Abstract

Adiabatic film-cooling effectiveness on a flat plate surface downstream of a row of cylindrical holes is investigated. Highly resolved two-dimensional surface data were measured by means of infrared thermography and carefully corrected for local conduction and radiation effects. These locally acquired data are laterally averaged to give the streamwise distributions of the effectiveness. An independent variation of the flow parameters blowing rate, density ratio, and turbulence intensity as well as the geometrical parameters streamwise ejection angle and hole spacing is examined.
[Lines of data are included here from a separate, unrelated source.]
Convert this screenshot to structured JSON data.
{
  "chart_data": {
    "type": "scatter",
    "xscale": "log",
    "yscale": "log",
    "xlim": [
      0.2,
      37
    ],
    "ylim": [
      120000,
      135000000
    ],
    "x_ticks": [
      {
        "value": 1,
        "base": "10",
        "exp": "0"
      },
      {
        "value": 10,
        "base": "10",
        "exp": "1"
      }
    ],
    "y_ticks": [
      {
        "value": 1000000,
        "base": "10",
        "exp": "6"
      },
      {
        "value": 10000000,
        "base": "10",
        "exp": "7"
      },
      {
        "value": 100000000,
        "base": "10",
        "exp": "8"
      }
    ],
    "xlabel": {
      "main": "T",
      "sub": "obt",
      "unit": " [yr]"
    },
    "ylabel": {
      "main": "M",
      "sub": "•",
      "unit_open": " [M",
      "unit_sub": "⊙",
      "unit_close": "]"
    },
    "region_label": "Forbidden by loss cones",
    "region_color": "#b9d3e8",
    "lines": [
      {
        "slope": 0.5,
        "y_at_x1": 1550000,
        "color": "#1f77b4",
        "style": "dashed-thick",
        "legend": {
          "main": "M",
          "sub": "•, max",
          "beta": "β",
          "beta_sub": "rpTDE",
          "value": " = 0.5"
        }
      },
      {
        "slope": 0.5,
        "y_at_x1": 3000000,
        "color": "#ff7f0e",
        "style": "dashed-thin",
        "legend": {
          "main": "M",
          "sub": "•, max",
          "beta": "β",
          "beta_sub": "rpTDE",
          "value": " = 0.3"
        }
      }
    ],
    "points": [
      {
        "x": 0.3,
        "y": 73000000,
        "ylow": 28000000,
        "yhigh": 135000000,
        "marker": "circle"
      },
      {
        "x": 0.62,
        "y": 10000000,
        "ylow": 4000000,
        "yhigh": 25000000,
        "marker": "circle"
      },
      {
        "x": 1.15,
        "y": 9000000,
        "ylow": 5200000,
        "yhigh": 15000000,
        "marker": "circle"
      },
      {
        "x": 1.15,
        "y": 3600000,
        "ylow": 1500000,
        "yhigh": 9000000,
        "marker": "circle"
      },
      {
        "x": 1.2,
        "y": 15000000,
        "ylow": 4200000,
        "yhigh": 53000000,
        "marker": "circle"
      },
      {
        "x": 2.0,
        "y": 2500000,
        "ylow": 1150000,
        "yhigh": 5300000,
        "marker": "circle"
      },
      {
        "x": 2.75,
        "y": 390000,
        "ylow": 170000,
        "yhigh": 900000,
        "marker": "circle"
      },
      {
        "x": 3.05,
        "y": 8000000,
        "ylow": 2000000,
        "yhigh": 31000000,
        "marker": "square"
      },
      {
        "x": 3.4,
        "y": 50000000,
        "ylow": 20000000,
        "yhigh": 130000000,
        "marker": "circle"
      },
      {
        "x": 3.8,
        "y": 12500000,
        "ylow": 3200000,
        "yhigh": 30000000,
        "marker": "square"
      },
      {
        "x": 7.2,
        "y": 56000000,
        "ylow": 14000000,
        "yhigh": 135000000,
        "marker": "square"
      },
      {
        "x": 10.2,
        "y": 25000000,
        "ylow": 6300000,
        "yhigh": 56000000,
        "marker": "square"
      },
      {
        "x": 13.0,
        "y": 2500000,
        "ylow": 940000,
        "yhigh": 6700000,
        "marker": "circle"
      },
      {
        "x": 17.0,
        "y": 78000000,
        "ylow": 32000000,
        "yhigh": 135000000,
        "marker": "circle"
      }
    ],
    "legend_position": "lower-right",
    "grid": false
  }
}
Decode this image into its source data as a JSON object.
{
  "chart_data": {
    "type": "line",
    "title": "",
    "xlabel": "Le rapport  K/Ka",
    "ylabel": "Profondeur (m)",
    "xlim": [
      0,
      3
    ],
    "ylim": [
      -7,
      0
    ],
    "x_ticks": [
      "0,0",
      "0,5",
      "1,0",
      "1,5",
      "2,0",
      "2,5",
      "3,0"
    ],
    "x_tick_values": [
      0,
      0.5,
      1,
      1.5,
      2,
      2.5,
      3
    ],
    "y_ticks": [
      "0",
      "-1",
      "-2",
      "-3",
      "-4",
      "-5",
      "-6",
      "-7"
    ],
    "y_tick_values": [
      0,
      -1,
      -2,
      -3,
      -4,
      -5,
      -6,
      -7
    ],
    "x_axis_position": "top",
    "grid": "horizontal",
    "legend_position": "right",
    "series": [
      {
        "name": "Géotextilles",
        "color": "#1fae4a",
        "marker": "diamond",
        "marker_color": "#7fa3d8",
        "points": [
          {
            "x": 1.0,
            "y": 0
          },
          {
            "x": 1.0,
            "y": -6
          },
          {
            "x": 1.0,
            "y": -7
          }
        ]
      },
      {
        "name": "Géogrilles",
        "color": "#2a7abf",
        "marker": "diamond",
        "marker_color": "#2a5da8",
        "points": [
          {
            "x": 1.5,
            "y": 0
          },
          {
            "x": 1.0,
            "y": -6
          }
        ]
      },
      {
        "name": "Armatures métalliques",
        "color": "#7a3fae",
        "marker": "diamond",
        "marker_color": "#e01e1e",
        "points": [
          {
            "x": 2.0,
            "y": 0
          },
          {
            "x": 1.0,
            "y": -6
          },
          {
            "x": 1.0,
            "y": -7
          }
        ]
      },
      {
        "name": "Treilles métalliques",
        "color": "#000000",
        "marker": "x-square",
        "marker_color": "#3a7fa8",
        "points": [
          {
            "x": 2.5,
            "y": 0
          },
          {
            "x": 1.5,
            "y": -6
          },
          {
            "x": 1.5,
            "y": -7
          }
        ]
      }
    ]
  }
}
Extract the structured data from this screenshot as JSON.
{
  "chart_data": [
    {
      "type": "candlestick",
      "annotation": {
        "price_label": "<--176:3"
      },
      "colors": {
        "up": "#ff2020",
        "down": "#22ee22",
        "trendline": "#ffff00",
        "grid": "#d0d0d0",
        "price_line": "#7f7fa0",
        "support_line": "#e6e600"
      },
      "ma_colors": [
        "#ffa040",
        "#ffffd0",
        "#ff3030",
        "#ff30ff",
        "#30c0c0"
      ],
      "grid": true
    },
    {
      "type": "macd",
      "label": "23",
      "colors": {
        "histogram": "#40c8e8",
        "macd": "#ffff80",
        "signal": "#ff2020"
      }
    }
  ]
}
The influences of these parameters on the lateral effectiveness is discussed and interpreted with the help of surface distributions of effectiveness and heat transfer coefficients presented in earlier publications. Besides the known jet in cross-flow behavior of coolant ejected from discrete holes, these data demonstrate the effect of adjacent jet interaction and its impact on jet lift-off and adiabatic effectiveness. In utilizing this large matrix of measurements the effect of single parameters and their interactions are correlated. The important scaling parameters of the effectiveness are shaped out during the correlation process and are discussed. The resulting new correlation is designed to yield the quantitatively correct effectiveness as a result of the interplay of the jet in crossflow behavior and the adjacent jet interaction. It is built modularly to allow for future inclusion of additional parameters. The new correlation is valid without any exception within the full region of interest, reaching from the point of the ejection to far downstream, for all combinations of flow and geometry parameters.